Là-dessus les quatre frères, pour démontrer leurs
savoirs particuliers, se rendirent dans la jungle à la recherche
d'un os. Le hasard voulut qu'ils trouvassent un os de lion. Ils le
prirent sans savoir à quel animal il se rapportait. Le premier
ajouta à l'os la chair appropriée, le second y produisit
la peau et les poils nécessaires, le troisième le compléta
avec tous les membres convenables, le quatrième enfin donna
la vie à cette créature, qui était devenue un
lion. Alors le lion, secouant sa lourde crinière, se dressa
féroce, la gueule menaçante, les dents aiguës,
les griffes cruelles, et il sauta sur ces hommes qui l'avaient créé.

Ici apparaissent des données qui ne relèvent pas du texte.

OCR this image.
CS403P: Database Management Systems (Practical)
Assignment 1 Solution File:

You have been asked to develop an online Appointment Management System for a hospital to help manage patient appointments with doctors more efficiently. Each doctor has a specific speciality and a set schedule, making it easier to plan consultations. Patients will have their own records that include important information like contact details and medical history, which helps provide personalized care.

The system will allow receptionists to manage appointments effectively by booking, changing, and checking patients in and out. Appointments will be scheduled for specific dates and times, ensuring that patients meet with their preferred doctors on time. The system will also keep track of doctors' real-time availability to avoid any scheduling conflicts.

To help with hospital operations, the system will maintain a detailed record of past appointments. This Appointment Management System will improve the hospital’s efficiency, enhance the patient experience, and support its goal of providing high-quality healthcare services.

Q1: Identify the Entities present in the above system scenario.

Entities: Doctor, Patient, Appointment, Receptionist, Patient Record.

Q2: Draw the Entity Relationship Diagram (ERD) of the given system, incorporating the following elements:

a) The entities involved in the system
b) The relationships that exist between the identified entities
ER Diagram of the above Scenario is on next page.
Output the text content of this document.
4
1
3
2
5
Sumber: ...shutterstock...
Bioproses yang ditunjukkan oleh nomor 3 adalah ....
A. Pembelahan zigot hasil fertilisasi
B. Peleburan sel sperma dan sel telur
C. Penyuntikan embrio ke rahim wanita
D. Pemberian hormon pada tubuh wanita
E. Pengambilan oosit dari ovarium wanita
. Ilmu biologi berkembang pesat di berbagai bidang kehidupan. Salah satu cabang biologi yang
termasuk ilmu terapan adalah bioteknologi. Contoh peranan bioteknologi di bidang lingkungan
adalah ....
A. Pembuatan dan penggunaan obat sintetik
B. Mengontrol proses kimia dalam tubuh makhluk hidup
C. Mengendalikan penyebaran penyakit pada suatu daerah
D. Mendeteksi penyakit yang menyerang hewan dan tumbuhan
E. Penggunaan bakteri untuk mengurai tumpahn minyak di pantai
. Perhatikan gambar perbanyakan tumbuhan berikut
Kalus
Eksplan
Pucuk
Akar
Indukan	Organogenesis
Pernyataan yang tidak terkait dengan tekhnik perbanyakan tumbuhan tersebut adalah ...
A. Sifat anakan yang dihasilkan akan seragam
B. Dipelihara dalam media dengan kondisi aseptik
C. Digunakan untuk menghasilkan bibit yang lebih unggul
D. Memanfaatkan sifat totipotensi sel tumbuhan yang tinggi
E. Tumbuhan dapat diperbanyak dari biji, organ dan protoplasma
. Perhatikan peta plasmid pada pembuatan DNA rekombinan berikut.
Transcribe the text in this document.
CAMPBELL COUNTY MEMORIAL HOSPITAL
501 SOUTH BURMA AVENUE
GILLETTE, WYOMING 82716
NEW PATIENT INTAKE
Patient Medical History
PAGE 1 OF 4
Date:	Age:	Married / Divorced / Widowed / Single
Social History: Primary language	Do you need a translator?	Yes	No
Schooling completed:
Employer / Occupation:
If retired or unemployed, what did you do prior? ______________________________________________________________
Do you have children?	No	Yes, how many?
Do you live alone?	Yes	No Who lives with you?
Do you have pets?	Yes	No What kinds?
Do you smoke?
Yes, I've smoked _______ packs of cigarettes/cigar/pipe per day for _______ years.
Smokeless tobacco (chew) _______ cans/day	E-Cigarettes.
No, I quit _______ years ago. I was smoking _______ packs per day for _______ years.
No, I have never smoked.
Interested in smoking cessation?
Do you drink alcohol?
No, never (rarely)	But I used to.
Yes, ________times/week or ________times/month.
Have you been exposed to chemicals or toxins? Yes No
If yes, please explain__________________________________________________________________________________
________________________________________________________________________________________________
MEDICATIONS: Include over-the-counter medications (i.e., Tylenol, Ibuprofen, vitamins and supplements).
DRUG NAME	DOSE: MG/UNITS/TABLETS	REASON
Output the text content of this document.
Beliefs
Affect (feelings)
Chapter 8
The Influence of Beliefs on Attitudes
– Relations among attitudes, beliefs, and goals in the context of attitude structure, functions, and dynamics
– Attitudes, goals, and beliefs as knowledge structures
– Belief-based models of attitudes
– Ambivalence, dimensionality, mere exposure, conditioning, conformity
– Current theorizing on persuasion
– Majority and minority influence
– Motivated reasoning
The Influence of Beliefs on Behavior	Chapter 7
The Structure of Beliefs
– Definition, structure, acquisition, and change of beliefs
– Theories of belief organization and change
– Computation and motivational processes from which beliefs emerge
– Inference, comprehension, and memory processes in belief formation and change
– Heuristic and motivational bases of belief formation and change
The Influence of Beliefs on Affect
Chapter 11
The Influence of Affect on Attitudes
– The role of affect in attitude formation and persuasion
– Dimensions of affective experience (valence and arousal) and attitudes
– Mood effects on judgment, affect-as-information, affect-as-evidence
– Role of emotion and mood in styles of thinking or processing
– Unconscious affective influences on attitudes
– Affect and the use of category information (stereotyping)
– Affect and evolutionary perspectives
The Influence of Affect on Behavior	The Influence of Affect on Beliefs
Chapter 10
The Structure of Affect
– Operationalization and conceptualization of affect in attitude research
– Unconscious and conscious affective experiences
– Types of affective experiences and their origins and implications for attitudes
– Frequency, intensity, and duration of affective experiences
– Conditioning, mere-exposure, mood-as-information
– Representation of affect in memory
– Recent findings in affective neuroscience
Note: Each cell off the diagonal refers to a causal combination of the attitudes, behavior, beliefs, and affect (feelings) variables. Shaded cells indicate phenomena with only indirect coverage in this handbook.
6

Il les tua tous quatre et, une fois rassasié, rentra dans la
jungle.
Ainsi périrent les quatre brâhmanes pour avoir commis
l'erreur de créer un lion. Qui peut vivre dans le bonheur s'il
a suscité une créature pernicieuse ? Quand le destin
est adverse, une qualification qu'on acquiert, fût-ce à
grand-peine, loin d'être profitable, vous conduit à la
ruine. En règle générale, l'arbre de l'effort
humain ne porte fruit que si les racines en sont saines, si elles
ont été arrosées de l'eau du Savoir et baignées
dans ce bassin qu'est la Sagesse pratique.
Quand le vampire, perché sur l'épaule du roi, eut
raconté cette histoire le long du chemin, cette nuit-là,
il s'adressa au roi Trivikramasena : « Sire, d'entre ces quatre
brâhmanes, auquel incombe la faute d'avoir créé
le lion qui les a tués ? Donnez-moi un avis déterminé,
car le pacte conclu entre nous deux est toujours valable. »
Le roi entendit ces mots et pensa : le vampire va disparaître
dès que j'aurai rompu le silence, puis, tant pis ! Qu'il parte,
j'irai à sa recherche. Et, ayant ainsi réfléchi
au dedans de lui-même, le roi répondit : « Le responsable
parmi eux, c'est celui qui a donné vie au lion. Les autres
sont innocents, car ils ne savaient pas; ils ignoraient quelle créature
particulière ils fabriquaient en produisant par un Pouvoir
magique chair et peau, poils et membres. Mais celui d'entre eux qui,
observant que la forme ainsi obtenue était celle d'un lion,
lui a donné la vie, par désir de déployer son
savoir-faire, celui-là a fait d'eux quatre des meurtriers de
brâhmane. »
Quand le puissant vampire eut entendu le discours du roi, il quitta
son épaule par l'effet de la magie et s'en revint à
son repaire, où le roi se mit de nouveau à sa poursuite.